After six years at the Phoenix, I recently got my first pre-emptive libel threat. It came, most unexpectedly, from an investigative reporter. And beyond the fact that this struck me as a blatant attempt at intimidation, it demonstrated how tricky journalism's new, collaboration-driven future could be.
But first, a bit of background. On February 25, the Boston Globe published a front-page story on the collective failure — by 10 local colleges and universities — to seriously sanction students who have been accused of on-campus sexual assaults. The piece, however, was based on new data from a voluntary US Department of Justice program in which participating schools can obtain grant money for working to improve their response to alleged sexual assaults. It was written — with assistance from the Washington, DC–based Center for Public Integrity — by Maggie Mulvihill and Joe Bergantino, two veteran Boston reporters who now head up the New England Center for Investigative Reporting (NECIR), which is based at Boston University (BU). The piece offered no data whatsoever on sexual assaults at BU.
In a statement that was provided to the Phoenix and the Boston Herald, Bergantino offered several reasons for this omission. He said, for example, that the Globe and New England Cable News (NECN, which also broadcast a story based on NECIR's reporting) were primarily interested in the new DOJ data, and that BU did not participate in that program. He also said that focusing on this new data helped keep the story tractable. And, Bergantino added, while NECIR did have some data on sex assaults at BU, it was saving that information for a follow-up piece on nonparticipating schools that will run at an unspecified time in the Daily Free Press, BU's student paper. The Globe and NECIR's other media partners could reprint or follow up on that story when it appears, said Bergantino. (Full disclosure: El Planeta, a sister publication of the Phoenix, is one of those partners.)
But then Bergantino closed with a flourish that was so incongruous I initially missed it. To question BU's absence from the narrative, he hinted, could be grounds for a libel suit, especially if his and Mulvihill's motives were impugned. Or, as he put it: "An article that depicted our center as deliberately leaving BU out of the sexual-assault story so as to either protect the university or act as its public-relations agent would be totally inaccurate, defamatory, and display a reckless disregard of the truth."

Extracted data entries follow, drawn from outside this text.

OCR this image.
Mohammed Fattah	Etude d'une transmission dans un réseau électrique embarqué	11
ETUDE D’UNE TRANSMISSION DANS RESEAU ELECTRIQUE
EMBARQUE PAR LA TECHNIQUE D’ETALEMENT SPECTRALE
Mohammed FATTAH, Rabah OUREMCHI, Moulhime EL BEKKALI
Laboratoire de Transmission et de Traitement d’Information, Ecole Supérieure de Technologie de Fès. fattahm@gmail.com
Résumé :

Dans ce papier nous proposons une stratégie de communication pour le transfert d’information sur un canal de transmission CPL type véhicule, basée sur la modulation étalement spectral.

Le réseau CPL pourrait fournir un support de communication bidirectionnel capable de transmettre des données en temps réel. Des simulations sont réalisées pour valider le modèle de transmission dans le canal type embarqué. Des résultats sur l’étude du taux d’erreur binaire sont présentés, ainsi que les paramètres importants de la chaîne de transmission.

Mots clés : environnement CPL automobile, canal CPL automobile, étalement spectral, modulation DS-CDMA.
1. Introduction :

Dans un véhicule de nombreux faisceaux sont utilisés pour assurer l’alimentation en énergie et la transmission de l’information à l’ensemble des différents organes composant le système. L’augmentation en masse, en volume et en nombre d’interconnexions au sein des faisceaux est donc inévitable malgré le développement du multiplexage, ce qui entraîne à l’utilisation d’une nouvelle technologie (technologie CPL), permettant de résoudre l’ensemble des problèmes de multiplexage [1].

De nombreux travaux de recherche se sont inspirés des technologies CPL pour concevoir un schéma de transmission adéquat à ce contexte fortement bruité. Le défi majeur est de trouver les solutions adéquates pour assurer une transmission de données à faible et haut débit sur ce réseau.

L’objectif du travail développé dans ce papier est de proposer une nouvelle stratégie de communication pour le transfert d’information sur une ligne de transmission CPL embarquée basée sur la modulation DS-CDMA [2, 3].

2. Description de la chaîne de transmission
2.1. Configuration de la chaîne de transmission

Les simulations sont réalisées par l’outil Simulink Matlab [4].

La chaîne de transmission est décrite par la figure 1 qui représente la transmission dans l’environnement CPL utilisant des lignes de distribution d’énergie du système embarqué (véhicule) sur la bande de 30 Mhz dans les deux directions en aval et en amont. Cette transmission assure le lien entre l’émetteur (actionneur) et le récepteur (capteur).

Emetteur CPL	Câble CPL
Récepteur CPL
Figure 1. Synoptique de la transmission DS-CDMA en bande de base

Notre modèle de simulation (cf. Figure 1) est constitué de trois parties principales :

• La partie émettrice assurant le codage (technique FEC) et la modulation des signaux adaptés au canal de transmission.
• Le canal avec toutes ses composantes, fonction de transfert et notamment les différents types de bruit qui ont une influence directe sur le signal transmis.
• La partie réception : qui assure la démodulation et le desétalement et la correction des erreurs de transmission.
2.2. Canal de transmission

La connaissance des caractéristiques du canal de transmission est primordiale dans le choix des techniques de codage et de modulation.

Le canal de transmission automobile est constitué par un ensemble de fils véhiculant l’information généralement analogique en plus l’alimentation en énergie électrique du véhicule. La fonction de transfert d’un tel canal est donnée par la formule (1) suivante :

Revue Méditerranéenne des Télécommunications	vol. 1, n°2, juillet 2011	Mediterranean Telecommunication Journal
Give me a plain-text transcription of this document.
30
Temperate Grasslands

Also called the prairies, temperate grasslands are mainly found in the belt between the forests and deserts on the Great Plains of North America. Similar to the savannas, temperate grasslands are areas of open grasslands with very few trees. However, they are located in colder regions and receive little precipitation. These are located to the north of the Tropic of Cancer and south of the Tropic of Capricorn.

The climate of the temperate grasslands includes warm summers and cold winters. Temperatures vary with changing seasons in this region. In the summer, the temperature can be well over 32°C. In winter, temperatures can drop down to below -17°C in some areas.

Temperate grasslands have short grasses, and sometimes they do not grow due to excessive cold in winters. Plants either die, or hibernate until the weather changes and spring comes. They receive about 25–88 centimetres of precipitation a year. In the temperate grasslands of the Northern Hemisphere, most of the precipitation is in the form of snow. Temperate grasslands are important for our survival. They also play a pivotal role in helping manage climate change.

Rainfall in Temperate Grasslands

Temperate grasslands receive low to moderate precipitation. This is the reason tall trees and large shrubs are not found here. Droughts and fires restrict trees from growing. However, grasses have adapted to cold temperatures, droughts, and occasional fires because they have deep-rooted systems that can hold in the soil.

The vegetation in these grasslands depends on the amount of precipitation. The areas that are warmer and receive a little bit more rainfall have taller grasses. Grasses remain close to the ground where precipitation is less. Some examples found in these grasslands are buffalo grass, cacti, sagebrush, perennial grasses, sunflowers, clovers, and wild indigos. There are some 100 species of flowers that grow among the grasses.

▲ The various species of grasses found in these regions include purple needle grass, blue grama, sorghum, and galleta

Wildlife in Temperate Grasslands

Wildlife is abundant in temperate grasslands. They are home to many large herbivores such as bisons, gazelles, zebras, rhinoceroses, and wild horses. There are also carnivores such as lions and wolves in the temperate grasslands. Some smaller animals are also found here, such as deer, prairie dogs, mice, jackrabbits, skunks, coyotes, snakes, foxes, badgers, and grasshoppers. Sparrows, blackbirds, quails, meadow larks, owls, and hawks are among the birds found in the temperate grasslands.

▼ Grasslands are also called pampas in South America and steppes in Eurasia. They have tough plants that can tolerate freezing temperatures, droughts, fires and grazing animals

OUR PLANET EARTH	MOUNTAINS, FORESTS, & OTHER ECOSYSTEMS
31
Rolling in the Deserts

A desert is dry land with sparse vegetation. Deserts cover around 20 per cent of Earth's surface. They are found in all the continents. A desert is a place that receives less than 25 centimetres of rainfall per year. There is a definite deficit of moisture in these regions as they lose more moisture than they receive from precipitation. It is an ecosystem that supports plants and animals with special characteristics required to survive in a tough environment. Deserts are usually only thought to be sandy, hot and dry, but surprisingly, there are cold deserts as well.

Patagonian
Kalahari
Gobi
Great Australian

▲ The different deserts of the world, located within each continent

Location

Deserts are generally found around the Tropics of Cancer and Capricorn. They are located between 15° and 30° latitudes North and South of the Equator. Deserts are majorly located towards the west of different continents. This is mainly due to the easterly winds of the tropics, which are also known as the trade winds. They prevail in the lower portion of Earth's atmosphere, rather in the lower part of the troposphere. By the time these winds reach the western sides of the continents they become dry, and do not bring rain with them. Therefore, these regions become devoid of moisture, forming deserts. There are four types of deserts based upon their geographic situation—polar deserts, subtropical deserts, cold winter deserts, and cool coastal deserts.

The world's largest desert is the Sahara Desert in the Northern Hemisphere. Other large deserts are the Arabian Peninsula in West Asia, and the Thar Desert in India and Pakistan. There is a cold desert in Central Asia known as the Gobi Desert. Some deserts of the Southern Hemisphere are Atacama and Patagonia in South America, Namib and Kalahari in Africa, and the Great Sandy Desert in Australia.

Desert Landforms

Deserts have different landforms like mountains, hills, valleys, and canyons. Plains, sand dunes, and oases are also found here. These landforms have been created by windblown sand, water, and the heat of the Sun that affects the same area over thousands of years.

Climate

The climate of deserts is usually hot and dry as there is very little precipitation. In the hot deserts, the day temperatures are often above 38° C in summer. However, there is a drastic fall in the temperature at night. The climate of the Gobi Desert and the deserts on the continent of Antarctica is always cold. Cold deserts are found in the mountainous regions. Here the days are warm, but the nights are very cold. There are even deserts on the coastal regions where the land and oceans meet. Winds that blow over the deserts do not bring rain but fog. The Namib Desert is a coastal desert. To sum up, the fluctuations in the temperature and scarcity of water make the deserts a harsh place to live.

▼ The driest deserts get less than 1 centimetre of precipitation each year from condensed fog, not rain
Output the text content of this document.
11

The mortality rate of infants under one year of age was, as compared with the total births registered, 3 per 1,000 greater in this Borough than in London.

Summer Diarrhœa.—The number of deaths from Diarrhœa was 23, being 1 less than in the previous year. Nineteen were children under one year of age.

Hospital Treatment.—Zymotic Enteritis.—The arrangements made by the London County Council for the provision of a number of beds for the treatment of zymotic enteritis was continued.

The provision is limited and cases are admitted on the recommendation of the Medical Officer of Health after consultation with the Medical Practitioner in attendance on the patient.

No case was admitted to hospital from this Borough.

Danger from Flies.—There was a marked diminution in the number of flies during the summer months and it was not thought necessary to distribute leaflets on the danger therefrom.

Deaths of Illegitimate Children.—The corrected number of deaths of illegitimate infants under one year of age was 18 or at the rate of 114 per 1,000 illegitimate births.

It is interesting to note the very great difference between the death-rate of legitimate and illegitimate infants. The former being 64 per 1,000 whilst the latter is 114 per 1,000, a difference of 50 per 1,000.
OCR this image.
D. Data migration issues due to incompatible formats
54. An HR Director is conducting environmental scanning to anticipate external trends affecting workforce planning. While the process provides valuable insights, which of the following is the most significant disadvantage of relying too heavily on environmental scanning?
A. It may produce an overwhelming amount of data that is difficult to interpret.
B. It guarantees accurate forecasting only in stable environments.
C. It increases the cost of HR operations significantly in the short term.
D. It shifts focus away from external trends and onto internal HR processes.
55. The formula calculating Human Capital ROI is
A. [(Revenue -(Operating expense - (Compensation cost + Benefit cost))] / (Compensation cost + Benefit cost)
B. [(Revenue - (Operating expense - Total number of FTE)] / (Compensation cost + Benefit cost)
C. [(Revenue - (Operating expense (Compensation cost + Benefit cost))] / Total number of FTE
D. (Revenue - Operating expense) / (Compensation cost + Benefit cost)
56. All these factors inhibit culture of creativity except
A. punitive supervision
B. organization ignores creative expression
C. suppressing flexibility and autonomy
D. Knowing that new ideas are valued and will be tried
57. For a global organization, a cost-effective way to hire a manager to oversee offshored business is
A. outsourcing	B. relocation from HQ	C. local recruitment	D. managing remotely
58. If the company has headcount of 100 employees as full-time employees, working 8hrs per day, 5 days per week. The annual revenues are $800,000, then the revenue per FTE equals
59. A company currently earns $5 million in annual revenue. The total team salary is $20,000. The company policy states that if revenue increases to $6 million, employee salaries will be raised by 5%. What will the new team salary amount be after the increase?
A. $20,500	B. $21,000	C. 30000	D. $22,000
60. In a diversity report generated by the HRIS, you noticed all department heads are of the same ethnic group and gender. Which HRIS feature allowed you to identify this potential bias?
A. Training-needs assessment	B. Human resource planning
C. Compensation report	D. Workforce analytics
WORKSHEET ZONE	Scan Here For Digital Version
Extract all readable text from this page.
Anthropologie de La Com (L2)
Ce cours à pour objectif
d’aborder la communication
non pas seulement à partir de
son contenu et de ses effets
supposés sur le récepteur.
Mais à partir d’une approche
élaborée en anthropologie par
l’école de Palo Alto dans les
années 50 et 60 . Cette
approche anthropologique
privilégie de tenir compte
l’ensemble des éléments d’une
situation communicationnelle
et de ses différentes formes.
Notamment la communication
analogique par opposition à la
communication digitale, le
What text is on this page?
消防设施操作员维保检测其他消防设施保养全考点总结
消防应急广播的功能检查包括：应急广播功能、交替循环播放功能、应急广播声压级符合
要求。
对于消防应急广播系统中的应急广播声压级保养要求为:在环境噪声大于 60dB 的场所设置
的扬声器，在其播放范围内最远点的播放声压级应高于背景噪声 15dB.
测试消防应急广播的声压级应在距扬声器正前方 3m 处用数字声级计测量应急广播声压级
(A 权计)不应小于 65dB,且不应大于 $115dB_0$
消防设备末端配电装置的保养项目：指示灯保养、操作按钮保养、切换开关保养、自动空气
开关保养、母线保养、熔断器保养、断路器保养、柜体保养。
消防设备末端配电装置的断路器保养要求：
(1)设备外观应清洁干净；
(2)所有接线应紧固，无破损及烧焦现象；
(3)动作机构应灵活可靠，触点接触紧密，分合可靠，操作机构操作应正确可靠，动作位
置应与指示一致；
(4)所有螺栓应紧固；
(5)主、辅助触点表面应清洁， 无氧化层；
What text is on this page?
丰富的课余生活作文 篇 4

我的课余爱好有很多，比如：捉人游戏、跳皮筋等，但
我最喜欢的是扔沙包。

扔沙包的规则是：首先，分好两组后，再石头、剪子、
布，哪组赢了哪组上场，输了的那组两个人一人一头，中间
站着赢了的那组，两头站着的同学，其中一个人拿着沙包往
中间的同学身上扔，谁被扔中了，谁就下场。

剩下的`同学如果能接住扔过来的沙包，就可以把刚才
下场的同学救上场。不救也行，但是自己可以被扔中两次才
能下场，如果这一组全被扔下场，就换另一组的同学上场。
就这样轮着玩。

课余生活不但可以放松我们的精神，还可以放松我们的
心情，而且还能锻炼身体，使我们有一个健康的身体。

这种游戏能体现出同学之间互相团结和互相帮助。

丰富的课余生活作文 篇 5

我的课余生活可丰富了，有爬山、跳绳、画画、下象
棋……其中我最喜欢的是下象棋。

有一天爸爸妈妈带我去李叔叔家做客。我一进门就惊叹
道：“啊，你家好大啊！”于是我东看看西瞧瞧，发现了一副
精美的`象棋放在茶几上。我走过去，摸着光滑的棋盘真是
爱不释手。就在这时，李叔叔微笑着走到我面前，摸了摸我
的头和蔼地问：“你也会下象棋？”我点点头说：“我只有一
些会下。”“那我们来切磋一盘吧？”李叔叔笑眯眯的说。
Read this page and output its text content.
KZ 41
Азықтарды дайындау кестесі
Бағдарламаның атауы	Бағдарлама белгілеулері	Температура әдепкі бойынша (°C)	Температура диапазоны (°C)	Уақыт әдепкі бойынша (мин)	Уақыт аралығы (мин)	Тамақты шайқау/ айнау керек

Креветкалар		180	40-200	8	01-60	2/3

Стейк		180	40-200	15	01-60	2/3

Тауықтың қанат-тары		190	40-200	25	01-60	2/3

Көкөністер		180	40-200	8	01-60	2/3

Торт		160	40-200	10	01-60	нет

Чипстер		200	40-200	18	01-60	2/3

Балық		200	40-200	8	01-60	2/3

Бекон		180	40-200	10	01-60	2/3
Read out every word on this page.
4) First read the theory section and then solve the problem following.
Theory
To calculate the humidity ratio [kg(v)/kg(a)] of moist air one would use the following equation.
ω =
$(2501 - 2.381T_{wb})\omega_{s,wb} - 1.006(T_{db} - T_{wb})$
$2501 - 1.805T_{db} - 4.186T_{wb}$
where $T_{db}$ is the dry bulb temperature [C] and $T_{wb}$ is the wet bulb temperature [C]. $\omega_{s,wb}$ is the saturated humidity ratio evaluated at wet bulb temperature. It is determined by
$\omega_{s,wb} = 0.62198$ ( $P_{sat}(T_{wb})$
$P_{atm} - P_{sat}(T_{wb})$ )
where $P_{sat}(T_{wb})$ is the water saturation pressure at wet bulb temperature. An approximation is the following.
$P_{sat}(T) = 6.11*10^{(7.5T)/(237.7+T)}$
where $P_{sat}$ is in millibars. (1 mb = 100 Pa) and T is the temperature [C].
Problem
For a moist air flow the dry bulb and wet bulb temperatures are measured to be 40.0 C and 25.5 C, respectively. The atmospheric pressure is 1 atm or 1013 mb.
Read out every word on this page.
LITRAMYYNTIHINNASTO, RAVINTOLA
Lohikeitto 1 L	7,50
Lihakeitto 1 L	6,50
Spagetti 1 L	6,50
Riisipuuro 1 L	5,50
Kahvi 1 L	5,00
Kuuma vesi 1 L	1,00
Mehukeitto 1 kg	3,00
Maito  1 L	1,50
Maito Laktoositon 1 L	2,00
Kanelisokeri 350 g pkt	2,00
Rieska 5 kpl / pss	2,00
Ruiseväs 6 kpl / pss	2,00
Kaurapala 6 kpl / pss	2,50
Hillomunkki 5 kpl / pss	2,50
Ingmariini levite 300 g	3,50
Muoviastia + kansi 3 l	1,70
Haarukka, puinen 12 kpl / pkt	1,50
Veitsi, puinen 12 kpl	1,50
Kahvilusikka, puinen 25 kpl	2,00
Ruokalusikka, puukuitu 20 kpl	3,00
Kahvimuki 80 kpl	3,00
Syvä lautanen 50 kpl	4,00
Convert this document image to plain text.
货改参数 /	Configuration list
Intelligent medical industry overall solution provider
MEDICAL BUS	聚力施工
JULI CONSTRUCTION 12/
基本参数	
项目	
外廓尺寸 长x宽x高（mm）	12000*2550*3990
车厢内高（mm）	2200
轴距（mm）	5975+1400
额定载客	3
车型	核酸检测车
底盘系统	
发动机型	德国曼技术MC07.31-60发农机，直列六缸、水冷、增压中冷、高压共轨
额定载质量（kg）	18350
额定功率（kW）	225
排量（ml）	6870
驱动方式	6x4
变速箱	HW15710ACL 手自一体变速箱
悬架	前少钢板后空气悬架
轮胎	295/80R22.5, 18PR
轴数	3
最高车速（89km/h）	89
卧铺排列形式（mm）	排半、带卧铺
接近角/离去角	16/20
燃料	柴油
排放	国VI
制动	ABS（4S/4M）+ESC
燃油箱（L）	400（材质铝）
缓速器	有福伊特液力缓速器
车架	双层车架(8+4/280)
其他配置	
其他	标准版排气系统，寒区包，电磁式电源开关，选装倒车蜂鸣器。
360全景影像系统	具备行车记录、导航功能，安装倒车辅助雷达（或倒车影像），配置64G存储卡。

This outburst prompted three related questions: should the original Globe piece have mentioned BU, even though it didn't participate in the DOJ program? Should asking that question really engender a libel threat? And as the news business becomes increasingly collaborative, will old standards of scrutiny and disclosure be sufficient?
Truth and friction
Let's take the middle question first. Bergantino subsequently explained, via a defiant second e-mail, that he included his statement about inaccuracy, defamation, etc., "because it's true." But Tom Fiedler, dean of BU's College of Communication, allows that another factor might have been at play.
"I really can't speak for Joe and Maggie on their choice of words," Fiedler tells the Phoenix. "But I think it probably reflected their feeling that their reputations were being questioned here."